I wanted it made out of a very light material. I tested the overlapping technique on a white sample of synthetic voile.. The sample tended to gather static. It seemed to move by itself which I found was a positive characteristic of this fabric.
I ended up using the same fabric in dark gray.

The cloak is made with a number of strips of fabric, each is folded in half and stitched to the neighbouring stripe across shoulders and upper arms.  

I have used a shimmering fabric paint to obtain a mottled effect and  so that it will reflect the light in unexpected ways.

I am not sure that these cloaks would be decorated but I used the same tendril design used in Vin's gown on the shoulders of the cloak.

The Cloak is held close by 2 polymer clay buttons painted in metallic acrylic.

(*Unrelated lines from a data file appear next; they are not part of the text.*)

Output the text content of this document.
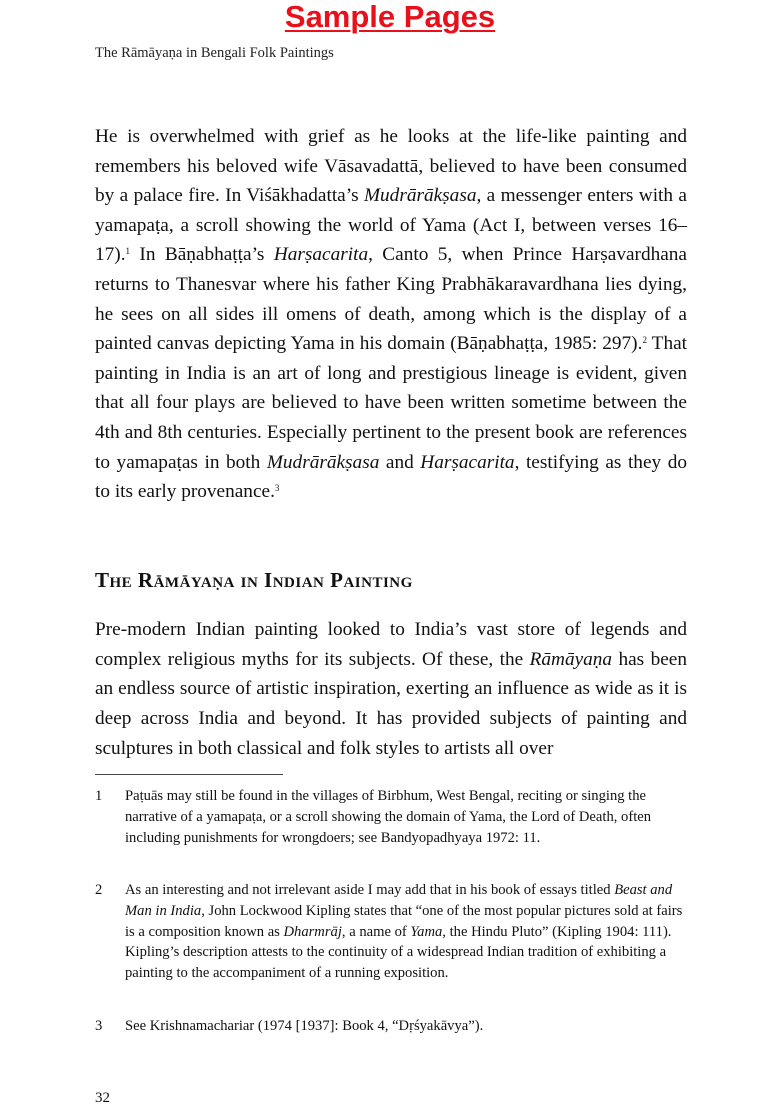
Sample Pages
The Rāmāyaṇa in Bengali Folk Paintings

He is overwhelmed with grief as he looks at the life-like painting and remembers his beloved wife Vāsavadattā, believed to have been consumed by a palace fire. In Viśākhadatta’s Mudrārākṣasa, a messenger enters with a yamapaṭa, a scroll showing the world of Yama (Act I, between verses 16–17).$^1$ In Bāṇabhaṭṭa’s Harṣacarita, Canto 5, when Prince Harṣavardhana returns to Thanesvar where his father King Prabhākaravardhana lies dying, he sees on all sides ill omens of death, among which is the display of a painted canvas depicting Yama in his domain (Bāṇabhaṭṭa, 1985: 297).$^2$ That painting in India is an art of long and prestigious lineage is evident, given that all four plays are believed to have been written sometime between the 4th and 8th centuries. Especially pertinent to the present book are references to yamapaṭas in both Mudrārākṣasa and Harṣacarita, testifying as they do to its early provenance.$^3$

The Rāmāyaṇa in Indian Painting

Pre-modern Indian painting looked to India’s vast store of legends and complex religious myths for its subjects. Of these, the Rāmāyaṇa has been an endless source of artistic inspiration, exerting an influence as wide as it is deep across India and beyond. It has provided subjects of painting and sculptures in both classical and folk styles to artists all over

1	Paṭuās may still be found in the villages of Birbhum, West Bengal, reciting or singing the narrative of a yamapaṭa, or a scroll showing the domain of Yama, the Lord of Death, often including punishments for wrongdoers; see Bandyopadhyaya 1972: 11.
2	As an interesting and not irrelevant aside I may add that in his book of essays titled Beast and Man in India, John Lockwood Kipling states that “one of the most popular pictures sold at fairs is a composition known as Dharmrāj, a name of Yama, the Hindu Pluto” (Kipling 1904: 111). Kipling’s description attests to the continuity of a widespread Indian tradition of exhibiting a painting to the accompaniment of a running exposition.
3	See Krishnamachariar (1974 [1937]: Book 4, “Dṛśyakāvya”).
32
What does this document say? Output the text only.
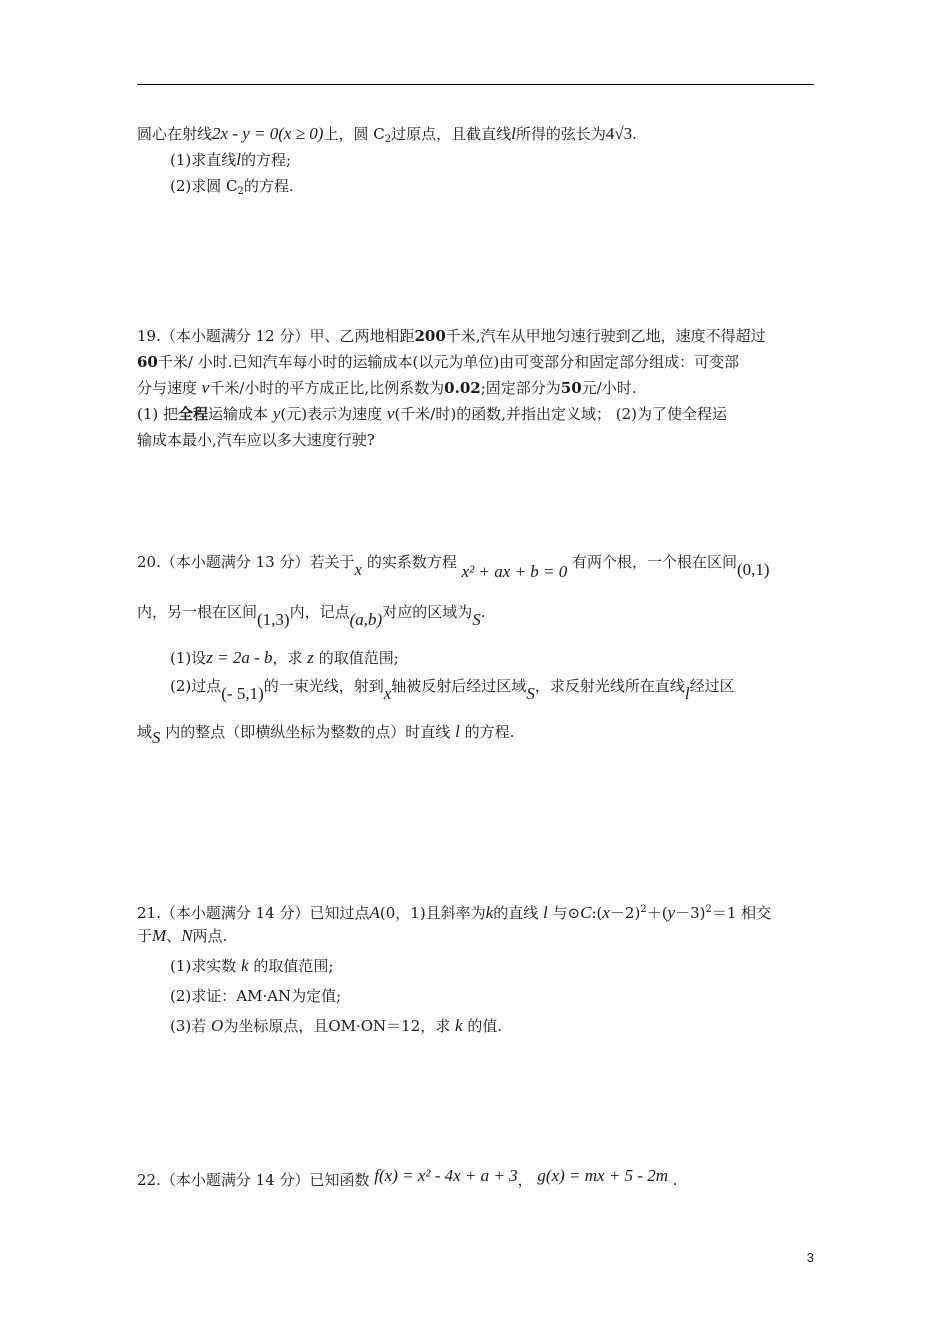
圆心在射线2x - y = 0(x ≥ 0)上，圆 $C_2$过原点，且截直线l所得的弦长为4√3.
(1)求直线l的方程;
(2)求圆 $C_2$的方程.
19.（本小题满分 12 分）甲、乙两地相距200千米,汽车从甲地匀速行驶到乙地，速度不得超过
60千米/ 小时.已知汽车每小时的运输成本(以元为单位)由可变部分和固定部分组成：可变部
分与速度 v千米/小时的平方成正比,比例系数为0.02;固定部分为50元/小时.
(1) 把全程运输成本 y(元)表示为速度 v(千米/时)的函数,并指出定义域； (2)为了使全程运
输成本最小,汽车应以多大速度行驶?
20.（本小题满分 13 分）若关于x 的实系数方程 x² + ax + b = 0 有两个根，一个根在区间(0,1)
内，另一根在区间(1,3)内，记点(a,b)对应的区域为S.
(1)设z = 2a - b，求 z 的取值范围;
(2)过点(- 5,1)的一束光线，射到x轴被反射后经过区域S，求反射光线所在直线l经过区
域S 内的整点（即横纵坐标为整数的点）时直线 l 的方程.
21.（本小题满分 14 分）已知过点A(0，1)且斜率为k的直线 l 与$⊙C:(x-2)^2+(y-3)^2=1$ 相交
于M、N两点.
(1)求实数 k 的取值范围;
(2)求证：AM·AN为定值;
(3)若 O为坐标原点，且OM·ON＝12，求 k 的值.
22.（本小题满分 14 分）已知函数 f(x) = x² - 4x + a + 3， g(x) = mx + 5 - 2m .
3
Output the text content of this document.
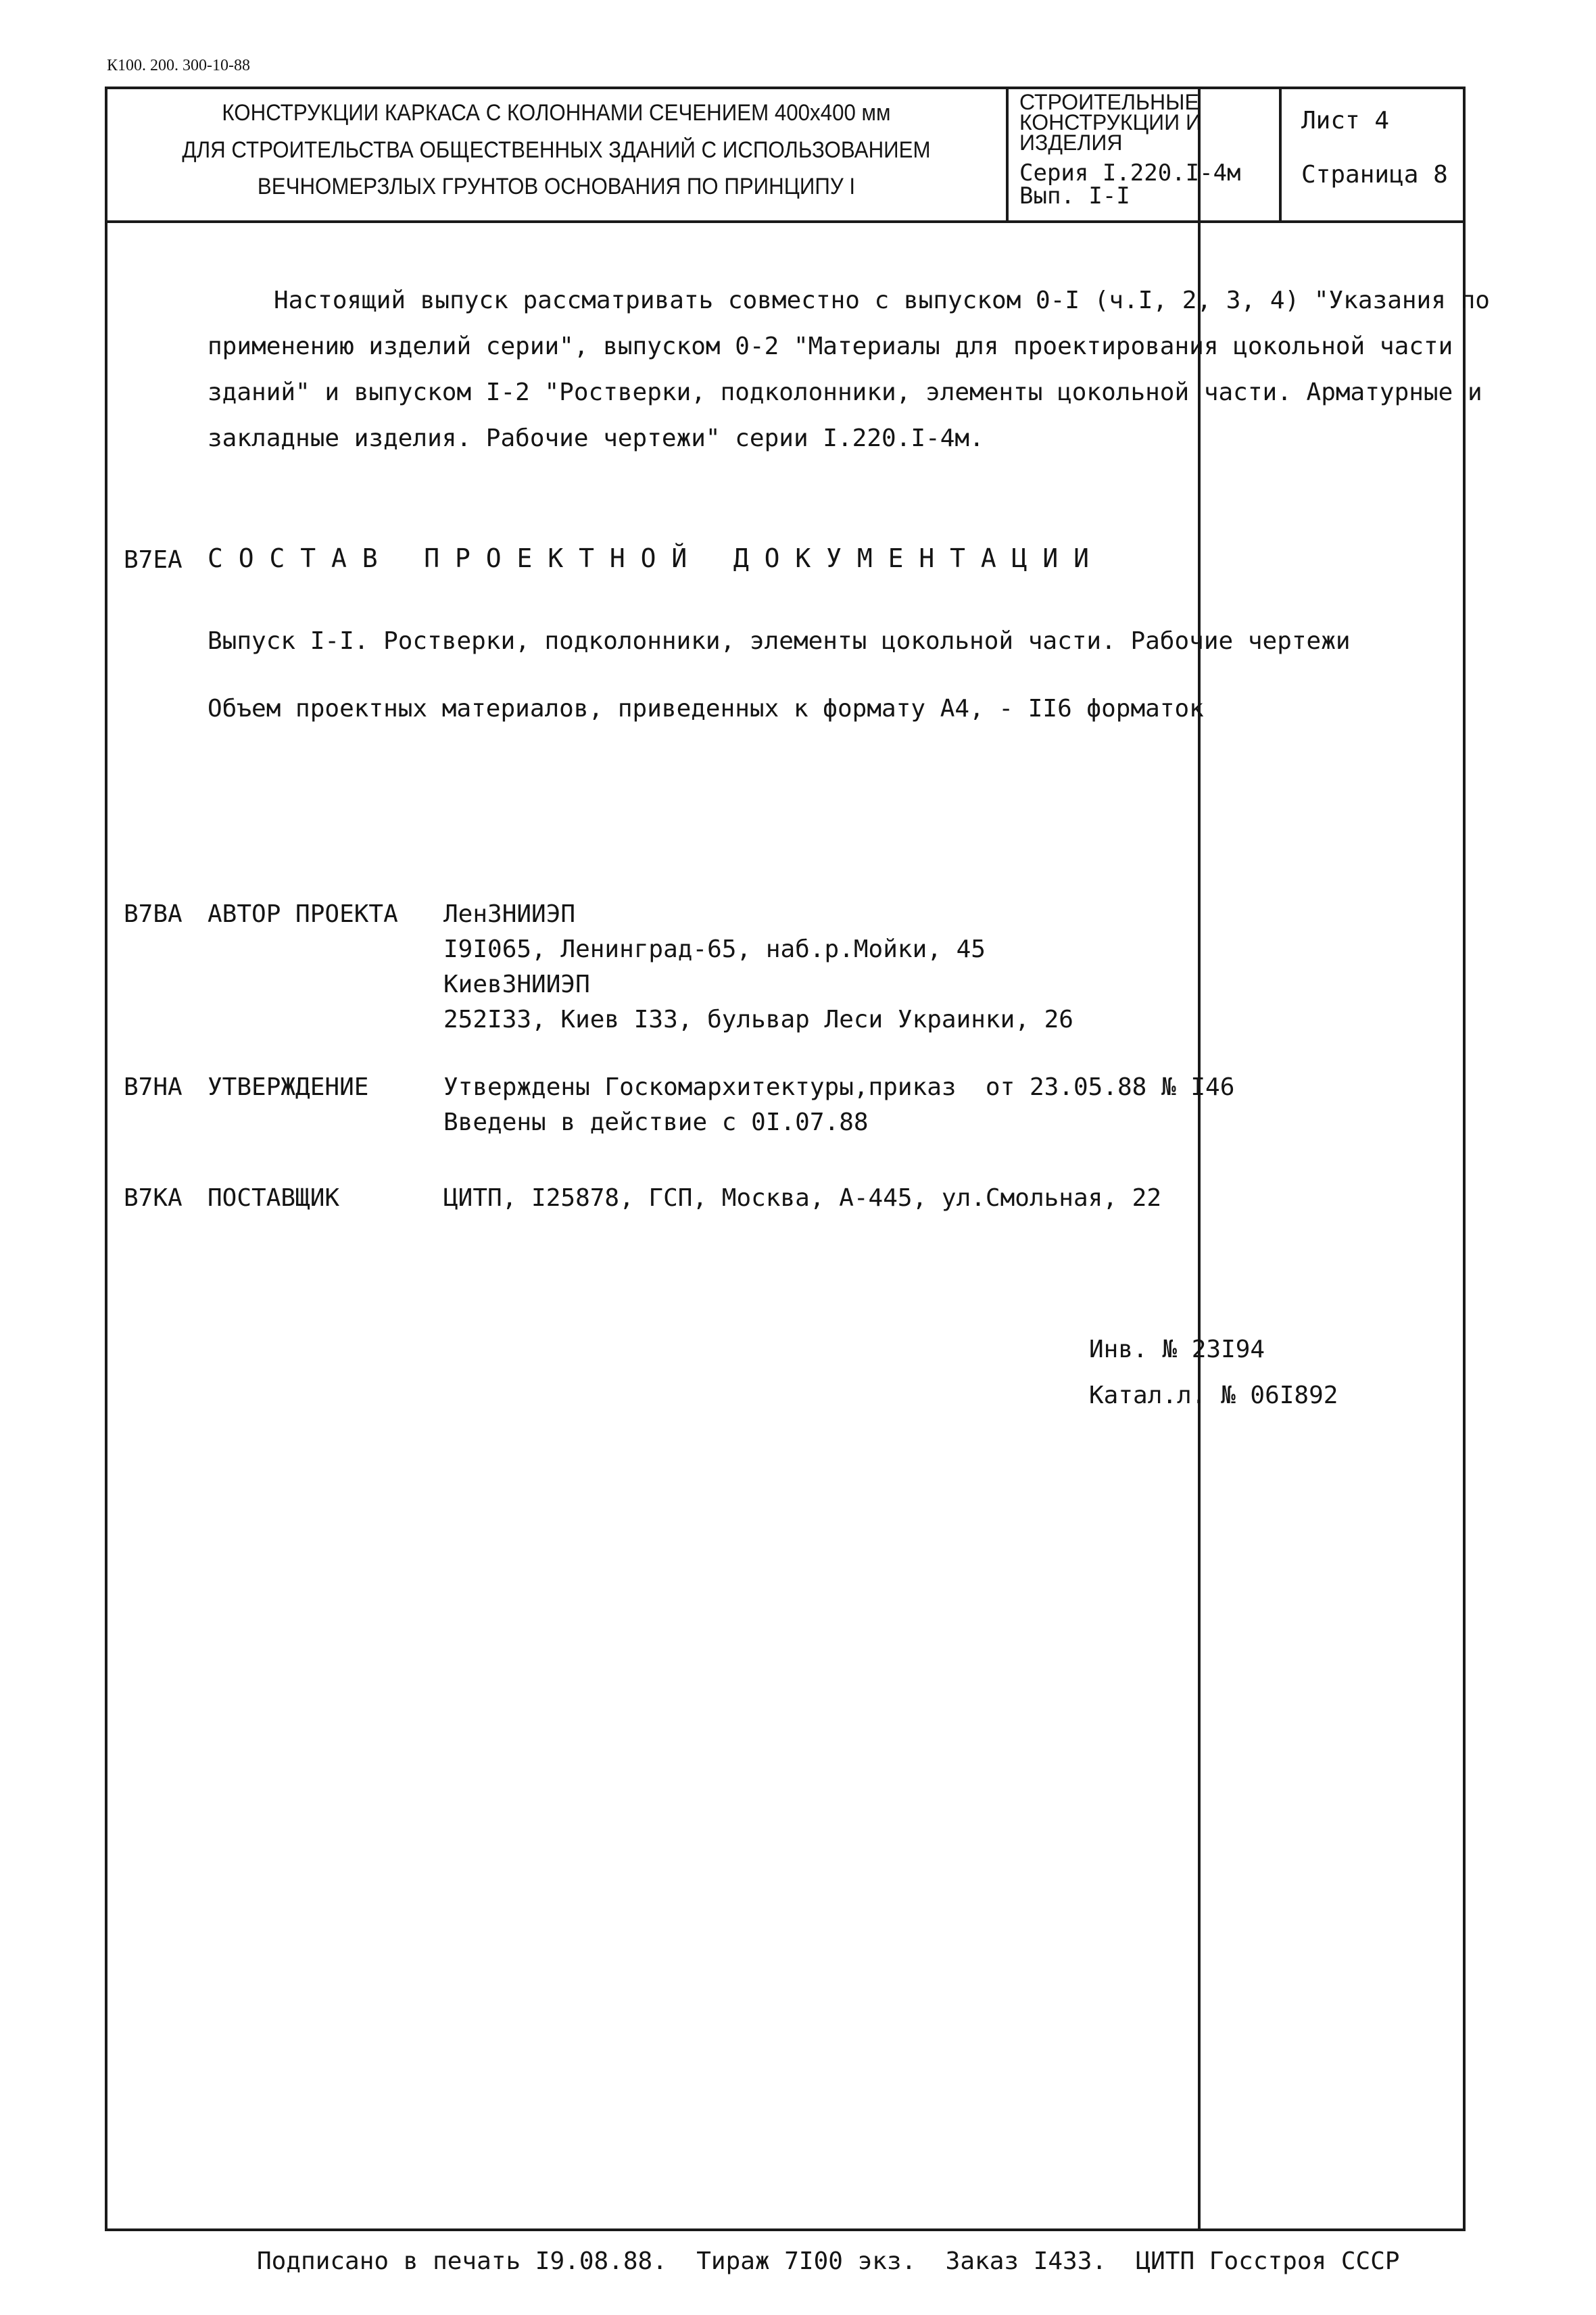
К100. 200. 300-10-88
КОНСТРУКЦИИ КАРКАСА С КОЛОННАМИ СЕЧЕНИЕМ 400х400 мм
ДЛЯ СТРОИТЕЛЬСТВА ОБЩЕСТВЕННЫХ ЗДАНИЙ С ИСПОЛЬЗОВАНИЕМ
ВЕЧНОМЕРЗЛЫХ ГРУНТОВ ОСНОВАНИЯ ПО ПРИНЦИПУ I
СТРОИТЕЛЬНЫЕ
КОНСТРУКЦИИ И
ИЗДЕЛИЯ
Серия I.220.I-4м
Вып. I-I
Лист 4
Страница 8
Настоящий выпуск рассматривать совместно с выпуском 0-I (ч.I, 2, 3, 4) "Указания по
применению изделий серии", выпуском 0-2 "Материалы для проектирования цокольной части
зданий" и выпуском I-2 "Ростверки, подколонники, элементы цокольной части. Арматурные и
закладные изделия. Рабочие чертежи" серии I.220.I-4м.
В7ЕА С О С Т А В   П Р О Е К Т Н О Й   Д О К У М Е Н Т А Ц И И
Выпуск I-I. Ростверки, подколонники, элементы цокольной части. Рабочие чертежи
Объем проектных материалов, приведенных к формату А4, - II6 форматок
В7ВА АВТОР ПРОЕКТА ЛенЗНИИЭП
I9I065, Ленинград-65, наб.р.Мойки, 45
КиевЗНИИЭП
252I33, Киев I33, бульвар Леси Украинки, 26
В7НА УТВЕРЖДЕНИЕ	Утверждены Госкомархитектуры,приказ  от 23.05.88 № I46
Введены в действие с 0I.07.88
В7КА ПОСТАВЩИК	ЦИТП, I25878, ГСП, Москва, А-445, ул.Смольная, 22
Инв. № 23I94
Катал.л. № 06I892
Подписано в печать I9.08.88.  Тираж 7I00 экз.  Заказ I433.  ЦИТП Госстроя СССР
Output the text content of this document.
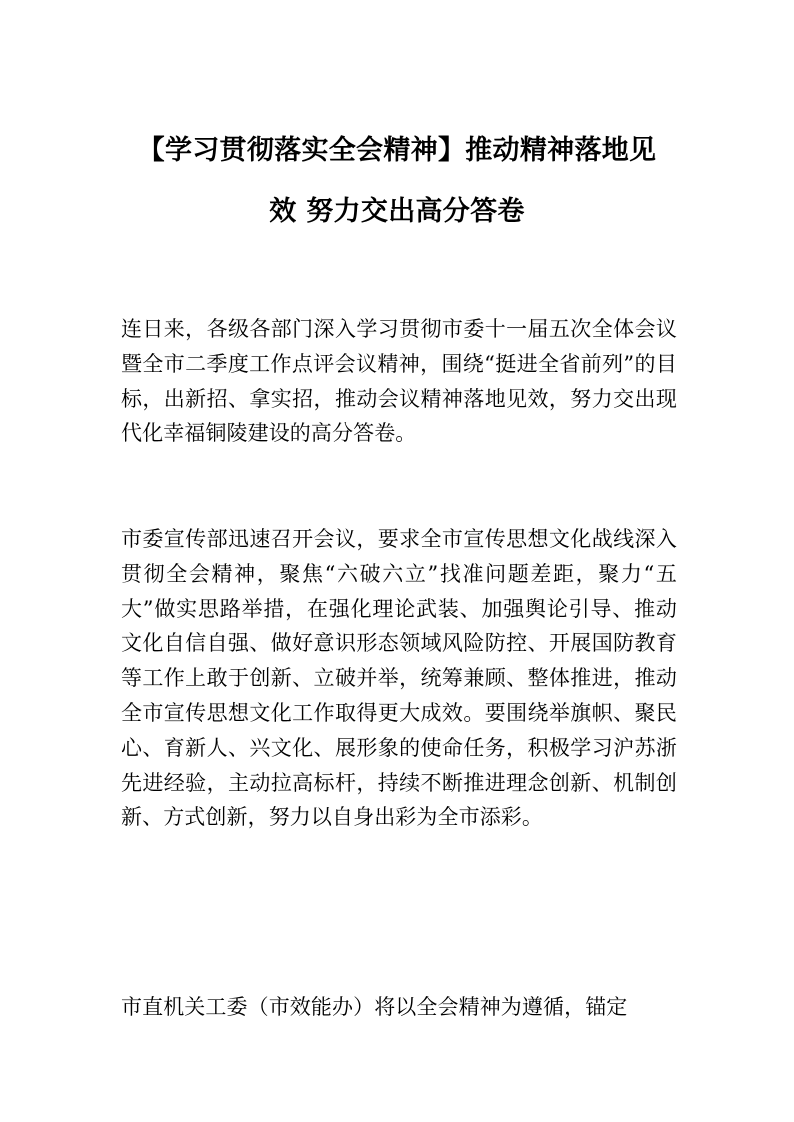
【学习贯彻落实全会精神】推动精神落地见
效 努力交出高分答卷

连日来，各级各部门深入学习贯彻市委十一届五次全体会议暨全市二季度工作点评会议精神，围绕“挺进全省前列”的目标，出新招、拿实招，推动会议精神落地见效，努力交出现代化幸福铜陵建设的高分答卷。

市委宣传部迅速召开会议，要求全市宣传思想文化战线深入贯彻全会精神，聚焦“六破六立”找准问题差距，聚力“五大”做实思路举措，在强化理论武装、加强舆论引导、推动文化自信自强、做好意识形态领域风险防控、开展国防教育等工作上敢于创新、立破并举，统筹兼顾、整体推进，推动全市宣传思想文化工作取得更大成效。要围绕举旗帜、聚民心、育新人、兴文化、展形象的使命任务，积极学习沪苏浙先进经验，主动拉高标杆，持续不断推进理念创新、机制创新、方式创新，努力以自身出彩为全市添彩。

市直机关工委（市效能办）将以全会精神为遵循，锚定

This s in keeping with the story where no nobleman or woman is supposed to use metal on his or her clothing.

28 May 2015


Before I started this I did not know what a gambeson was supposed to be. 
Turns out that it is a sort of padded tunic used in medieval times uder a coat of mail for protection. 
It is also used now-a-days by SCA (Society for Creative Anachronism) people

I researched a bit and decided to make 2 tunics and sandwich them with synthetic padding. We went for synthetic for ease of washing and because it is lighter in weight. 
The main material is upholstery twill linen. 

I made a toile and then I made the 2 layers of linen tunic. This was simple enough but the quilting of the many layers was a bit of a nightmare. 

If I ever wanted to make a second one I would make and quilt the separate parts and then stitch them by hand.


These are details of the gambeson-in-progress.

The tunic was made in one piece opened from the wrist to the bottom of the skirt on both sides. These were then stitched by hand using two passes of whip stitch. I have created a series of crosses by reversing the direction of the stitch for the second pass on the same seam.

25 May 2015

Vin's dress

This is one of the dresses I imagine Vin would have worn at the balls. 
I made itn as the assignment for the Theatrical Costume Class I completed at the Belfast Metropolitan College.

Reading the book I imagine that the dresses mentioned would be similar to those of the mid 18th century in North America. At the same time those dresses require very large cages and a number of crinolines. Vin doesn't seem to have do undress completely in order to run or jump. My dress is, therefore, less cumbersome.

I initially considered the possibility of usin the tipe of corsets found in Elisabethan dresses because the corset was described as rigid. The profile was, however, too squared and I decided for a more modern type of corset.

The decoration is meant to be a reminder of the nature of Vin. As a Mistborn she finds solace in the Mists. The tendrils of mist are made of bias binding tape I made using leftovers of silk from the main dress. The fabric was dyed with acid dyes in darker shades of blue and hand-stitched on the dress. 
Other, thinner tendrils are made with a double or single whipped running stitch using hand-spun and had-dyed silk and metallic embroidery thread.


The dress is held in shape by a petticoat with inbuilt hoops. 

The dress, with its inbult corset is closed by a long laced fastening. 

The dress was exhibited at the End of Year Show in Stormont.
As I had only one mannequin at my disposal the dress is displayed with the Mistcloak.


20 April 2015


This is a calico cylinder held in shape by 4 strips of boning on the inside. 
The lid has a circle of boning along the rim.
The original idea was to dye the body of the hamper in lightening shades of blue. I has some success with several fabrics and assumed that I'd be able to do the same here. Dip the end of the fabric and allow the dye to wick up the fabric.
I am not sure whether the problem was the fabric or the dye but the result is less than impressive. 
The tentacles have been colored using fabric crayons and stitched on top of the body. 

Although it is not as I envisioned I believe I am satisfied with it.